CRESTVIEW — When comedian Elvis Mujic came to town this week, he was a man on a mission.
Mujic has toured 47 states in the minivan he calls home, and one of the things he loves most is performing for homeless people. He visits organizations like the Salvation Army and asks around to find out where homeless people congregate so he can perform especially for them.
On Jan. 2, he contacted the Crestview Area Shelter for the Homeless for permission to do some standup for their clients. Mujic entertained them for about half an hour.
Mary Bayer, a volunteer at CASH, said, “It was the first time we’ve ever had anybody like that come in. It went wonderful. The folks really enjoyed it and it kind of got them away from their own problems, you know. It was very fun!”
Bayer said she was eavesdropping from the kitchen during Mujic’s routine. He told jokes about himself, and talked about being from Bosnia.

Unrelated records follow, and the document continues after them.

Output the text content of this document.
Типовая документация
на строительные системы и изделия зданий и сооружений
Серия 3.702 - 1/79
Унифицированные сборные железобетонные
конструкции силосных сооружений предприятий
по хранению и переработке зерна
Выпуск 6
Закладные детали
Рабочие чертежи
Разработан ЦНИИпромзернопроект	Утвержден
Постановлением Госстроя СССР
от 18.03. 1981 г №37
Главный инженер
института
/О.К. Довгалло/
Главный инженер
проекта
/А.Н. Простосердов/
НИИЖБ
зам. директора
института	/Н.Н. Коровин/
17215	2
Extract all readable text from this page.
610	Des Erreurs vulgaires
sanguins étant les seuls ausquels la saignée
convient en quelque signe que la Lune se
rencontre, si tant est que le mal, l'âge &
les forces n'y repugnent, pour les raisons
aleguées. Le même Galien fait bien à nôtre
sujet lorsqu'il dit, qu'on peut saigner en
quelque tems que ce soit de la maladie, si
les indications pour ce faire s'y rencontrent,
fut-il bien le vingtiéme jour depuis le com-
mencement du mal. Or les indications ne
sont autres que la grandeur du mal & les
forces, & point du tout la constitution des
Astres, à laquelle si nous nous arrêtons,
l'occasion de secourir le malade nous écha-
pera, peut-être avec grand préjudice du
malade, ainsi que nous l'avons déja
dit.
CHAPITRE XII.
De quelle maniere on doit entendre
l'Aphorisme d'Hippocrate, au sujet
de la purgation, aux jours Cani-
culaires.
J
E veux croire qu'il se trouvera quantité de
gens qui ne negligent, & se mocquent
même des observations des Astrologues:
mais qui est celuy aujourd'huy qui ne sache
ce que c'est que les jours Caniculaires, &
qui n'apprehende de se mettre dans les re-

“I would like to see him come back again,” Bayer said. “Anything that brightens up their day, I’m for that.”
Mujic said he takes a different approach when performing for the homeless.
“People in comedy clubs are happy already,” he said. “They have money, they’re happy, they’re well fed.”
More of a warm up is required for the homeless to begin enjoying themselves. He interacts with them and tries to lift their mood by being playful and positive.
“It’s super challenging. I like it,” Elvis said. “If I can do it there — if something works for them — if it makes them laugh, it’s a very funny joke.
“I don’t always pull it off, but it is possible and when I do it (well), it validates it,” he said of his work.
An aptitude for the job
Mujic and his family moved to the U.S. when he was 7 and grew up in Detroit.
Before he became a comedian, he was a working student starting his fourth year at a Massachusetts college.
“I … did good the first three years, (and) messed up. They made me take a year off,” he said.
In the break, he decided to challenge himself to lift his spirits, and hiked the Appalachian Trail for five months.
He tried returning to school, he said, but couldn’t. That’s when he found standup comedy — it was a fit.
“It’s all sort of a slow progression,” he said. “What I vividly remember is doing it and feeling, ‘Oh this is very right.’”
His parents have come to accept his decision.
“I’m 29. I’ve done stuff like this for a long time,” he said. “At this point they understand. It’s a good thing and they’re good people.”